Enviada em 14/10/2020

A  lei de Lynch  deu origem à palavra linchamento em 1837, onde o povo criticava, ofendia e até mesmo assassinava o suposto transgressor, para intimidar, controlar ou manipular um setor específico da população, devido a tal ideologia, esses atos eram considerados comuns naquela época. Relacionando os fatos, a ‘‘cultura do cancelamento’’ se assemelha perfeitamente com o linchamento do passado.

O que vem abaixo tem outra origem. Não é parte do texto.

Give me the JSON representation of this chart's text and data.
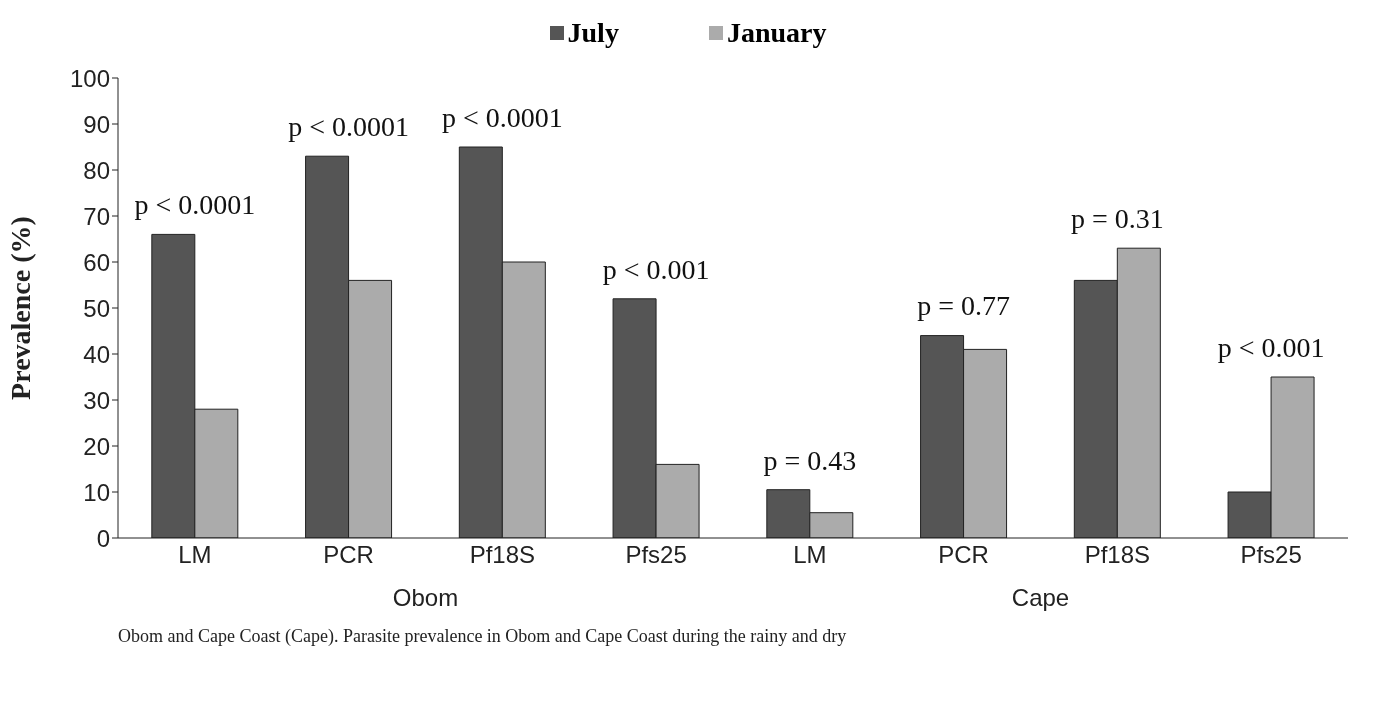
{
  "chart_data": {
    "type": "bar",
    "ylabel": "Prevalence (%)",
    "categories": [
      "LM",
      "PCR",
      "Pf18S",
      "Pfs25",
      "LM",
      "PCR",
      "Pf18S",
      "Pfs25"
    ],
    "series": [
      {
        "name": "July",
        "color": "#555555",
        "values": [
          66,
          83,
          85,
          52,
          10.5,
          44,
          56,
          10
        ]
      },
      {
        "name": "January",
        "color": "#ababab",
        "values": [
          28,
          56,
          60,
          16,
          5.5,
          41,
          63,
          35
        ]
      }
    ],
    "ylim": [
      0,
      100
    ],
    "yticks": [
      0,
      10,
      20,
      30,
      40,
      50,
      60,
      70,
      80,
      90,
      100
    ],
    "legend": "top",
    "annotations": [
      "p < 0.0001",
      "p < 0.0001",
      "p < 0.0001",
      "p < 0.001",
      "p = 0.43",
      "p = 0.77",
      "p = 0.31",
      "p < 0.001",
      "Obom",
      "Cape",
      "Obom and Cape Coast (Cape). Parasite prevalence in Obom and Cape Coast during the rainy and dry"
    ]
  }
}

Johan Huizinga foi um historiador e linguista holandês, em que sua obra retrata o período de queima dos hereges nos altos de fé(fogueiras), prática  considerada comum da época, onde pais levavam seus filhos para xingar e cuspir nos transgressores. Tal informação pode ser relacionada com o fato da cultura do cancelamento estar enraizada no ser humano, o gosto por criticar e diminuir alguém por uma simples frase ingrata ou alguma ação ruim, para se sentirem puros e superiores.

Um dos casos recentes foi com a ‘‘youtuber’’  Viih Tube, a qual postou um vídeo em seu instagram colocando saliva na boca de um gato dizendo estar alimentando-o. Por conseguinte, a ‘‘influencer’’ sofreu muitas ameaças, inclusive de morte, mesmo ao passar dos anos ela continua sendo ameaçada, porém com bem menos frequência. Logo, se essa situação não for alterada, indivíduos serão cada vez mais tóxicos levando esses atos como algo comum.

Diante dos fatos, conclui-se que ações imediatas devem ser tomadas pelo Estado e pela população, criando campanhas e palestras informativas sobre esse determinado assunto, se colocando no lugar da pessoa ‘‘culpada pelo cancelamento’’, sendo de grande importância o debate dessa questão em todos os estabelecimentos de ensino e educação para todas as idades.